In the wake of the shooting death of UnitedHealthcare CEO Brian Thompson, a focus emerged on health insurance denial of medical care and certain other business practices trolls on social media and industry critics including some in Congress who wants to see reforms. However, reforms, if they happen at all, are unlikely to come into effect in 2025.
But in the near term, UnitedHealth’s UnitedHealthcare business, along with industry rivals including Centene, Humana, Elevance Health and CVS Health’s Aetna health insurance unit, face challenges in their government-funded operations, including Medicaid coverage for poor Americans and Medicare Advantage benefits for Americans 65 and older. .
Take a report from Fitch Ratings on Friday, who said prices charged by states hiring health insurers to administer Medicaid benefits “will continue to challenge America’s health insurers.”
“Pressure on Medicaid margins could persist into the first half of 25, but rate-setting discussions with states should ultimately include a higher level of discernment,” Fitch analysts said about the first half of 2025. “Recent commentary from health insurers with exposure to the Medicaid market has highlighted concerns about the inadequate rates paid to them per Medicaid beneficiary relative to average healthcare costs, resulting in margin pressure on a product that is already relatively generates small margins.”
The price pressure from state Medicaid programs seeking to keep costs under control comes as health insurers have already seen higher costs as Americans receive more care now that the Covid-19 pandemic has passed. This trend has been seen in both Medicaid and Medicare Advantage, Fitch said.
The seven largest publicly traded health insurers are expected to have an annual medical care ratio (MCR), the percentage of premium revenue that goes to medical costs, of nearly 86% by 2024, according to Fitch. UnitedHealthcare’s medical care ratio was 85.2% for the third quarter of this year, compared to 82.3% last year,” UnitedHealth said. reported for UnitedHealthcare in October.
For most of the past decade, this rate has been between 82% and 84% for the top health insurers, according to Fitch data.
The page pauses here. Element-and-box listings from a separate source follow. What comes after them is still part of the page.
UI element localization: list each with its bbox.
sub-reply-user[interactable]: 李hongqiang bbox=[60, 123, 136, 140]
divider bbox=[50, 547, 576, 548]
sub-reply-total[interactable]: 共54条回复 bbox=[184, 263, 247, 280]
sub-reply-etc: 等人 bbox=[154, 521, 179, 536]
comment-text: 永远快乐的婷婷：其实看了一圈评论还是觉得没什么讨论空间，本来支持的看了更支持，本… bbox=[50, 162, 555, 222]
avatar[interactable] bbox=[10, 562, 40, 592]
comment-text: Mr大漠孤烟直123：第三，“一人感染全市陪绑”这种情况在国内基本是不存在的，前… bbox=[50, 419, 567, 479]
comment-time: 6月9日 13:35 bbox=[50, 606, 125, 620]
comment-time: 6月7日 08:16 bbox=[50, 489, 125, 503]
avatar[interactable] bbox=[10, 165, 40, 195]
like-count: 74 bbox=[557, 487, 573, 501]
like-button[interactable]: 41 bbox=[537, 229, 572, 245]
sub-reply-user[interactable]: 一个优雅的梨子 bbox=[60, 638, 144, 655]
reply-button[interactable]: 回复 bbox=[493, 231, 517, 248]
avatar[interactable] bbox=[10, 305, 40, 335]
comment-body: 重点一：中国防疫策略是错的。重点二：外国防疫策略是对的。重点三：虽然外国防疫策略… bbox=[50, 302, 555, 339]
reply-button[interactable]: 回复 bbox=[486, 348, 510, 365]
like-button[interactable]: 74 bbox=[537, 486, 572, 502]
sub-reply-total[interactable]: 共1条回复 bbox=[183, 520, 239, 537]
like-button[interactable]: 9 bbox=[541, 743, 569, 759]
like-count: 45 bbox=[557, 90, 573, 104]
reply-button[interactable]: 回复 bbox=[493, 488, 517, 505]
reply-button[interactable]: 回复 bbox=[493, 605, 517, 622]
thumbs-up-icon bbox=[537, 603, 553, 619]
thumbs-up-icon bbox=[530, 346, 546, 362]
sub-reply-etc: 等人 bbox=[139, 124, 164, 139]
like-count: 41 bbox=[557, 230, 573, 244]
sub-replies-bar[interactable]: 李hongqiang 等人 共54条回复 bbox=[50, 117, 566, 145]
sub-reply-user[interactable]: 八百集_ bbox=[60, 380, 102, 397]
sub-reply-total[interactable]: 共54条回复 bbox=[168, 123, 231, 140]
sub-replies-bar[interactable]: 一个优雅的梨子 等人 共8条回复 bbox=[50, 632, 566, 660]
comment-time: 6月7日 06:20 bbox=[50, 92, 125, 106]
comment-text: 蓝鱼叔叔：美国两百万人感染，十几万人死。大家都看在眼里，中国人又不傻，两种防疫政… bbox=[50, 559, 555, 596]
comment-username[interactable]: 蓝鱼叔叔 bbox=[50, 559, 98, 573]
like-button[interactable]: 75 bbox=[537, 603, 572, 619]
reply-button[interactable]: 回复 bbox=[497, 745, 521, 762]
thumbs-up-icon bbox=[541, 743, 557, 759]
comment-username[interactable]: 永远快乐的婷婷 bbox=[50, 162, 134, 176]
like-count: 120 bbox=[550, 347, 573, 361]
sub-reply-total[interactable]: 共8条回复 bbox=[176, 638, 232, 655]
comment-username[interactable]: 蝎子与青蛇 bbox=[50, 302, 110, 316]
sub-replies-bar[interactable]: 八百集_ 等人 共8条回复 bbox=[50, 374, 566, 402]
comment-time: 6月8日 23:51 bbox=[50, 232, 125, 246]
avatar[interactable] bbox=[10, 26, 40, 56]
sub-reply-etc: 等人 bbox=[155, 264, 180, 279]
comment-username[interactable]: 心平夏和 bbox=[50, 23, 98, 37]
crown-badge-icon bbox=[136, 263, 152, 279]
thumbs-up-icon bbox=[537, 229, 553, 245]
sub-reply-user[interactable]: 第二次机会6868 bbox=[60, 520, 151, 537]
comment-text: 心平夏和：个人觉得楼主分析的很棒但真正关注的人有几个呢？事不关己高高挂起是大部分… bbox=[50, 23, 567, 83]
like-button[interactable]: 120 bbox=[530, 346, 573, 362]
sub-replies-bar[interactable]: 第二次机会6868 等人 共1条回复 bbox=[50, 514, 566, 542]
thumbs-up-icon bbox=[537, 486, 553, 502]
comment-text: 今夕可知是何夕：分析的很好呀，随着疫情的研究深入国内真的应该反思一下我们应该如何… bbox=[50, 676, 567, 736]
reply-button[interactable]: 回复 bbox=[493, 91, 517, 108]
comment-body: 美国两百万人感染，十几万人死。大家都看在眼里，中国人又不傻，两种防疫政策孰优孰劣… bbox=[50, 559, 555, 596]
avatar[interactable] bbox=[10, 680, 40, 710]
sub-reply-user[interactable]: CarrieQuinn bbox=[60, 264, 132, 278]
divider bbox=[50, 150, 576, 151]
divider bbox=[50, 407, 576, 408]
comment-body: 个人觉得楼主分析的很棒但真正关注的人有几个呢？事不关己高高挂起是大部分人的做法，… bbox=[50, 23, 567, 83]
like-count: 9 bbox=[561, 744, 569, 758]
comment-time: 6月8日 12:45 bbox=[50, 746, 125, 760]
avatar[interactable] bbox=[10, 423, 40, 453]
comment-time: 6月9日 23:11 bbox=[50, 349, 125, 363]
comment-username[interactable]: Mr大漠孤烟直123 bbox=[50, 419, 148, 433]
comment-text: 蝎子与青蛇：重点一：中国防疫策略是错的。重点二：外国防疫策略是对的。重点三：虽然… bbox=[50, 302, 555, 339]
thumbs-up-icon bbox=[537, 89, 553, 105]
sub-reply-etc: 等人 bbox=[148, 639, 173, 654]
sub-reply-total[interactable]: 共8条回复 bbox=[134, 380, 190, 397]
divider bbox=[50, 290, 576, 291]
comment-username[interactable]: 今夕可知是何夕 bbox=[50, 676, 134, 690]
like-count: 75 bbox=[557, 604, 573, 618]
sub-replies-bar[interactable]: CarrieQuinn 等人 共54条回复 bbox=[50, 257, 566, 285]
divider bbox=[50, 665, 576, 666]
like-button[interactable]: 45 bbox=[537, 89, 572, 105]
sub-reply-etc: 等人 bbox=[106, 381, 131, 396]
“Weaker combined operating performance for the seven largest publicly traded health insurers (year-over-year) through (the first nine months of 2024) primarily reflected continued increases in healthcare service utilization among seniors and higher acuity in the remaining Medicaid population upon completion of the redetermination process,” Fitch said.
Still, companies like UnitedHealth Group, Humana and CVS Health have large and growing businesses that also provide medical care, which could somewhat blunt the impact of rising costs in their health insurance businesses.
“Increasing medical claims ratios in 2024 were modestly offset by lower administrative ratios and stronger investment income as higher market interest rates continue to permeate insurers’ generally high-quality, short-term bond portfolios.” Fitch said. “Business diversification at some health insurers across insurance products, provider assets and pharmacy benefit management also continues to mitigate the impact of increased healthcare utilization.”